My friend Grant Houston, who is the Lake City Silver World newspaper, not quite since its inception in the 1880s but pretty darn close, was named long ago as a living historical resource by the State of Colorado. He had a suggestion for me once that was probably the best suggestion I never acted on, to my deep regret today.
I was headed to a Thanksgiving at my parents’ that was going to be attended by two of my grandmothers, my mom’s mom and John’s mom. These were two daughters of Nebraska, and when Grant learned they were both going to be there, he suggested I ask them to talk about their lives and put in on tape. (That’s how long ago this was.)
So I did, almost. I took my tape recorder and some tapes, and even though these were women I knew, could talk to, and valued with all my heart, I got too shy and never found a time during that long weekend to ask them to talk about their early years and if it would be okay to record that. Even if I hadn’t recorded it, I should have asked.
I feel, now, they would have been flattered that I’d asked, and I also feel like I wouldn’t have had to ask more than one question to generate a lengthy and packed conversation between the two of them. But I never asked.
Now I think back to the time I asked my mom’s mom for information about what life was like when she was growing up as research for some fiction I was writing, and she mailed me five or seven pages of memories, like they’d flowed right out of her onto the page. I hope I still have this valuable artifact somewhere in my stacks and stacks of papers, but the one thing I’ll never have — because I was too embarrassed and shy to ask — is the gift of a conversation that would have enriched my life greatly.

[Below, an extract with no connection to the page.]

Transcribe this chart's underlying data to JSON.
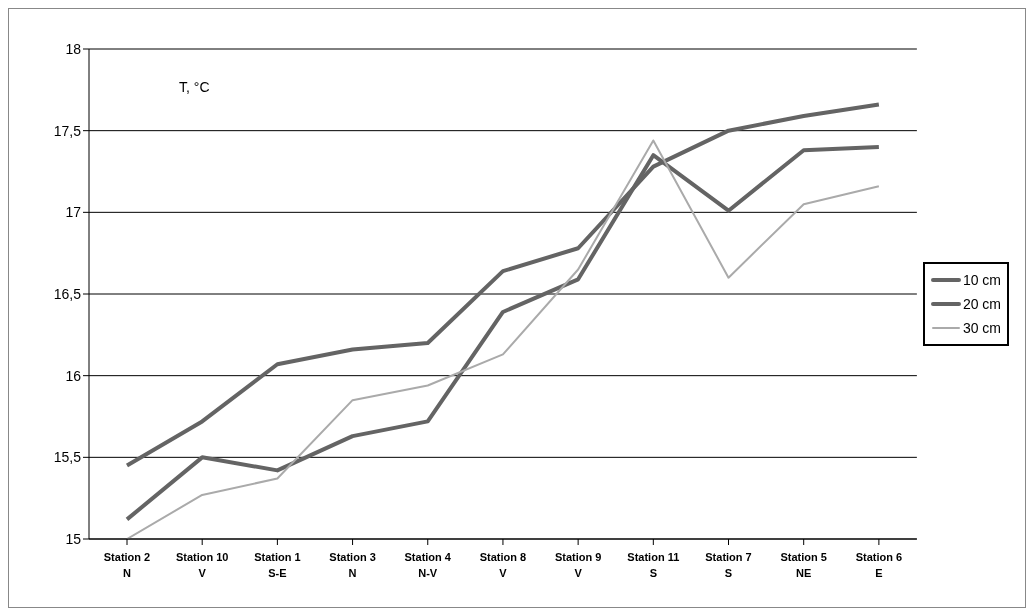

And now, as I approach senior status myself, I would wonder from this perspective if I would have anything of interest to offer a young student doing an assignment they didn’t want to do but that maybe would stick with them the rest of their life.
I’d like to think the answer is yes, for me as well as everyone else. This is not about imparting wisdom or telling people what to do or how to do it; this is passing along the story of family and friends. This is about learning who and where we have come from, be it our blood relatives, our chosen relatives, our friends, our neighbors.
As we approach the season of family gatherings, let us remember the example of Marilyn Johnson and whichever member of her family thought to not only ask but listen, and let us provide one another with the gift of story. Family and friend story. Separated by age and distance from Mrs. Johnson, I now feel I have a structure for what made her such a gentle and thoughtful person, and that is something to treasure.
When you next find yourself at a family or friend table, ask: ask someone older than you to talk about their life. And if you are the one asked, do not demur: this is the most personal and precious of gifts you can offer, to allow others to carry your story on.